In this way, we develop different styles of attachment based on how attuned and responsive our infant caregivers are to us, and we carry those attachment styles with us into adult life. An attachment-based therapist will help clients understand their attachment styles and how they impact on the couple’s relationship. Systemic or family therapy
Systemic therapy is often associated with family therapy, as it can be helpful for understanding the complex dynamics of multiple people living together. But it is also a helpful approach for looking at the simpler couple relationship.
The systemic approach considers problematic behaviours to exist not in the individuals, but in the relationships between the members of the family or the couple. It considers what the other members of the family system may be doing to encourage the problematic behaviour and how they respond when it happens.
It can be very hard for a person to change their own behaviour when the people around them aren’t changing the things they do to provoke or reward that behaviour. Addressing a problem in systemic couples therapy therefore requires both partners to make changes simultaneously. Imago relationship therapy
Like psychodynamic therapy, Imago relationship therapy focuses on childhood experiences and how they impact both our choice of partner and the relationship that develops with them. It explores each partner’s image (or Imago) of love and how to behave in relationships, developed in childhood.

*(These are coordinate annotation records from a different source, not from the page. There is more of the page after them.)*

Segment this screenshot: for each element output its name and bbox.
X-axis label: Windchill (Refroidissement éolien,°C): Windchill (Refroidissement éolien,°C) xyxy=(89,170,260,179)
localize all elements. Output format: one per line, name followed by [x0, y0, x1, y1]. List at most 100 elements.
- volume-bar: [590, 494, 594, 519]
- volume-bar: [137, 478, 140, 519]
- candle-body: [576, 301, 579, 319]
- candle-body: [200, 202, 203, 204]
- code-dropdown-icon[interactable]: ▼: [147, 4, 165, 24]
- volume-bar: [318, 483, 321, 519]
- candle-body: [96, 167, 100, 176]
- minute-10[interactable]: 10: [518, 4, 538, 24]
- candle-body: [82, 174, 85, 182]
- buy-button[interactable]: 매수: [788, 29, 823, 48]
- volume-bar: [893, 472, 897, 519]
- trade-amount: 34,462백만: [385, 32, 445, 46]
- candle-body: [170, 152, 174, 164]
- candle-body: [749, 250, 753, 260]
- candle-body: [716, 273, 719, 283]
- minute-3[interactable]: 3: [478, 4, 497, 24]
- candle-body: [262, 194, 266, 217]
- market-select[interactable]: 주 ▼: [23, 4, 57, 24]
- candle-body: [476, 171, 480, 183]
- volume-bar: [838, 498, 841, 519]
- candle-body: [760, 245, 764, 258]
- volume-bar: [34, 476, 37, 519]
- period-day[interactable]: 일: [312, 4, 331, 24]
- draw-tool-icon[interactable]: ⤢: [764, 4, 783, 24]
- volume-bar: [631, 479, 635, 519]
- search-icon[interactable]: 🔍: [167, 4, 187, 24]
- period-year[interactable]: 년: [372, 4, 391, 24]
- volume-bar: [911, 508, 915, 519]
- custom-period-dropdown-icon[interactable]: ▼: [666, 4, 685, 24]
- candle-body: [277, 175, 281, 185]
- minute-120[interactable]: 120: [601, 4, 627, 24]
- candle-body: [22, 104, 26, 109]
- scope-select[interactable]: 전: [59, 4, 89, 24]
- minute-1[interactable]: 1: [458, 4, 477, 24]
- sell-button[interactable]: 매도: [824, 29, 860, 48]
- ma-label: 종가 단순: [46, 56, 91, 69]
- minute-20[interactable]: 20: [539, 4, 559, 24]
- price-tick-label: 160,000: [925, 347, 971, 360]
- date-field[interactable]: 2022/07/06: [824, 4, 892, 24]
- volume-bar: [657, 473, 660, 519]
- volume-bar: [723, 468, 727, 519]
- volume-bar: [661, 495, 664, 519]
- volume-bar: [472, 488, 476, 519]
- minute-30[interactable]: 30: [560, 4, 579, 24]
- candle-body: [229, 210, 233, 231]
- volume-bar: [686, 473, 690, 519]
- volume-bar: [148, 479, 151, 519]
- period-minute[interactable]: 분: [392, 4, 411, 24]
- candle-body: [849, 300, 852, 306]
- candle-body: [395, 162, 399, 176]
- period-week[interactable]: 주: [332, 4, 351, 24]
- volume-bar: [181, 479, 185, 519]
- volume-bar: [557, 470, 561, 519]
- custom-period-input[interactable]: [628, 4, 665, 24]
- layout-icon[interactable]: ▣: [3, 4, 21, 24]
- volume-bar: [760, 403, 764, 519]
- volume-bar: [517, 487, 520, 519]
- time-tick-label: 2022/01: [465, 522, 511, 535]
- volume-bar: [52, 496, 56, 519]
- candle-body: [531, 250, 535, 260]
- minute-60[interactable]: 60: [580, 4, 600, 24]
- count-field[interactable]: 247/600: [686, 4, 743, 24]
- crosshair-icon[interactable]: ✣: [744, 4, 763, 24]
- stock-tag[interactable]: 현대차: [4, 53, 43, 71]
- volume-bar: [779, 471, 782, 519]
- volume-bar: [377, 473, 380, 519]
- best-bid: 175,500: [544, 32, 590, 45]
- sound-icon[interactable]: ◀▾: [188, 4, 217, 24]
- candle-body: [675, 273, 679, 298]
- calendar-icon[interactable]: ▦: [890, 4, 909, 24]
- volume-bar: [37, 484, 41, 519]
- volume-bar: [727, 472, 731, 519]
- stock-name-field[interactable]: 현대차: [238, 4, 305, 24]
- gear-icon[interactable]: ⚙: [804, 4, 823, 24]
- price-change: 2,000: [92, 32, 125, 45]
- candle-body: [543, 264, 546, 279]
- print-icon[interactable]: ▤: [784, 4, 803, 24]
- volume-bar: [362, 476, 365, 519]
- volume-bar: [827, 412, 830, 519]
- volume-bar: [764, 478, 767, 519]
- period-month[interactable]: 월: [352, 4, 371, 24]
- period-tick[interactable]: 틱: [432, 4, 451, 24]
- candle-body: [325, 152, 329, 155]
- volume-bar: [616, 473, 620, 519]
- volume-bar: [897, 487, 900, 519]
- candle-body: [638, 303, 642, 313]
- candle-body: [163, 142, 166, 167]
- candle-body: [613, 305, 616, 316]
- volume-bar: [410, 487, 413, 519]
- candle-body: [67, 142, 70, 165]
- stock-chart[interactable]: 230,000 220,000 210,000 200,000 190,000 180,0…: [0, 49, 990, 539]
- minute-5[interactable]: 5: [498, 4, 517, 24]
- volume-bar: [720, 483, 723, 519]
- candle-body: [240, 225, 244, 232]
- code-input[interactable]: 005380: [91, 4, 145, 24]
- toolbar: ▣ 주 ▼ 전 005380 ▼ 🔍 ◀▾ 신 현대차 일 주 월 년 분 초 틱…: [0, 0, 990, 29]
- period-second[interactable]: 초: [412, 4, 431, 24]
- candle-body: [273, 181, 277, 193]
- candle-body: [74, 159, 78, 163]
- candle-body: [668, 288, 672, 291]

Conflicts within the relationship are seen as opportunities for the partners to grow. Imago therapists encourage their clients to communicate clearly, understand each other’s childhood wounds and help each other to heal. Emotionally focused therapy
Emotionally focused therapy (or EFT) recognises our need to develop secure attachments to others, and the difficult emotions that arise when a person feels disconnected from their partner. An EFT therapist will help couples to recognise these moments of disconnection and explore how they respond to them.
Often, these moments lead to dialogues that can escalate, thus increasing the disconnection. EFT helps couples to change that pattern, by recognising their need for attachment and learning to communicate in ways that bring them closer.